NEW YORK — Assistant coach Don Zimmer lashed out at New York Yankees owner George Steinbrenner for saying it was up to Joe Torre to fix the struggling team.

"I got fed up reading all the things about our manager who has won four World Series in seven years," Zimmer said Wednesday. "That's a joke. Then again, he's the Boss."

Steinbrenner told newspapers earlier this week that he had given Torre everything he had asked for, so it was the manager's responsibility to make sure the team started playing better.

"For seven years here it was Tampa's team. That's all we heard. 'We'll pick the team, we'll pick the team,"' Zimmer said. "All of a sudden we're losing, and it's suddenly Joe's team? That's very unfair. I respect him. He's still the Boss. But that doesn't mean I can't say something."

Steinbrenner didn't comment as he arrived at Yankee Stadium just before Wednesday night's game against the Boston Red Sox.

While general manager Brian Cashman is based in New York, much of the Yankees' management team is located in Tampa, Fla., where the team trains each spring.

Gordon Blakely, the team's senior vice president for baseball operations, and many of the player personnel and minor league evaluators are based in Tampa.

There is often conflict between the two camps, sometimes stoked by Steinbrenner.

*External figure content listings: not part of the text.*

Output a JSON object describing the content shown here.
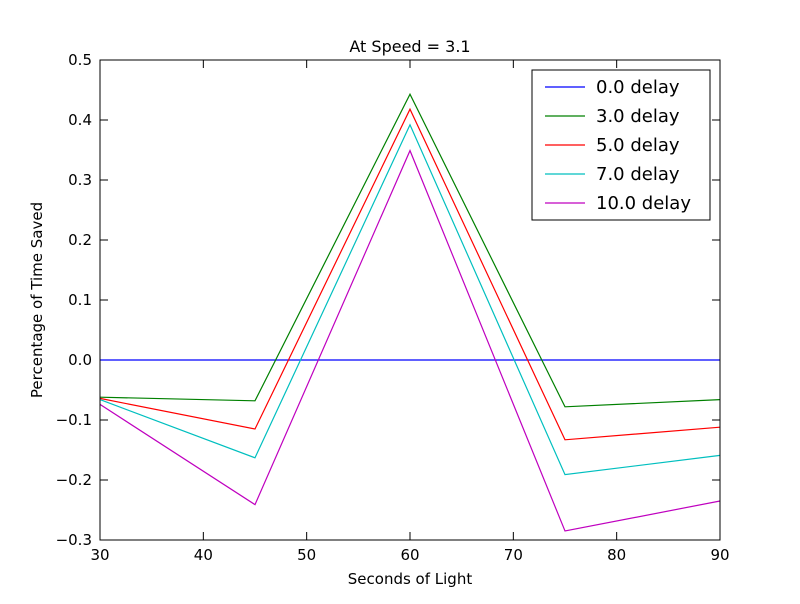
{
  "chart_data": {
    "type": "line",
    "title": "At Speed = 3.1",
    "xlabel": "Seconds of Light",
    "ylabel": "Percentage of Time Saved",
    "xlim": [
      30,
      90
    ],
    "ylim": [
      -0.3,
      0.5
    ],
    "x": [
      30,
      45,
      60,
      75,
      90
    ],
    "x_ticks": [
      30,
      40,
      50,
      60,
      70,
      80,
      90
    ],
    "x_tick_labels": [
      "30",
      "40",
      "50",
      "60",
      "70",
      "80",
      "90"
    ],
    "y_ticks": [
      -0.3,
      -0.2,
      -0.1,
      0.0,
      0.1,
      0.2,
      0.3,
      0.4,
      0.5
    ],
    "y_tick_labels": [
      "−0.3",
      "−0.2",
      "−0.1",
      "0.0",
      "0.1",
      "0.2",
      "0.3",
      "0.4",
      "0.5"
    ],
    "grid": false,
    "legend_position": "top-right",
    "series": [
      {
        "name": "0.0 delay",
        "color": "#0000ff",
        "values": [
          0.0,
          0.0,
          0.0,
          0.0,
          0.0
        ]
      },
      {
        "name": "3.0 delay",
        "color": "#008000",
        "values": [
          -0.062,
          -0.068,
          0.443,
          -0.078,
          -0.066
        ]
      },
      {
        "name": "5.0 delay",
        "color": "#ff0000",
        "values": [
          -0.064,
          -0.115,
          0.418,
          -0.133,
          -0.112
        ]
      },
      {
        "name": "7.0 delay",
        "color": "#00bfbf",
        "values": [
          -0.066,
          -0.163,
          0.392,
          -0.191,
          -0.159
        ]
      },
      {
        "name": "10.0 delay",
        "color": "#bf00bf",
        "values": [
          -0.074,
          -0.241,
          0.349,
          -0.285,
          -0.235
        ]
      }
    ]
  }
}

"I don't understand why there's a split," Zimmer said. "How many times this winter when there were stories about (Derek) Jeter or the coaches, and he made it a split between Tampa and New York. I think we all should be fighting for the same thing."

Torre declined to get involved in the controversy, which has percolated this week as Steinbrenner criticized the team for its recent poor play. "He's the Boss," Torre said. "He's within his rights to do whatever he wants." It's his ballclub. It's up to him to make the ground rules. We all live by them."

Steinbrenner singled out Hideki Matsui, Jason Giambi, Jeff Weaver and hitting coach Rick Down this week.

Earlier this season, there was a dispute between the New York and Tampa factions over Cuban defector Jose Contreras.

Torre told the pitcher he would go to Triple-A Columbus to try to work out his problems but was overruled and Contreras was sent to Tampa to work with pitching guru Billy Connors before going to Columbus. Some people took that as a slight against pitching coach Mel Stottlemyre.

"He's the big man. He can do what he wants. I thought it was unfair the way it was handled," Zimmer said. "If he questions me I'd say the same thing. I wasn't trying to start a war. I think I'm allowed to say something. We hear it all the time, 'The coaches this, the coaches that. The coaches this, the coaches that.' I'm tired of hearing it. He's entitled to do it. I'm entitled to say what I want to say, too."

The Yankees had lost five straight games and 12 of 15 before beating Boston on Tuesday night. New York had also lost eight straight home games before the series and trailed the Red Sox by 1 1/2 games in the AL East heading into Wednesday.

"We're struggling. We've been terrible for two weeks," Zimmer said. "All of a sudden it's Joe's team? For seven years it was Tampa's team."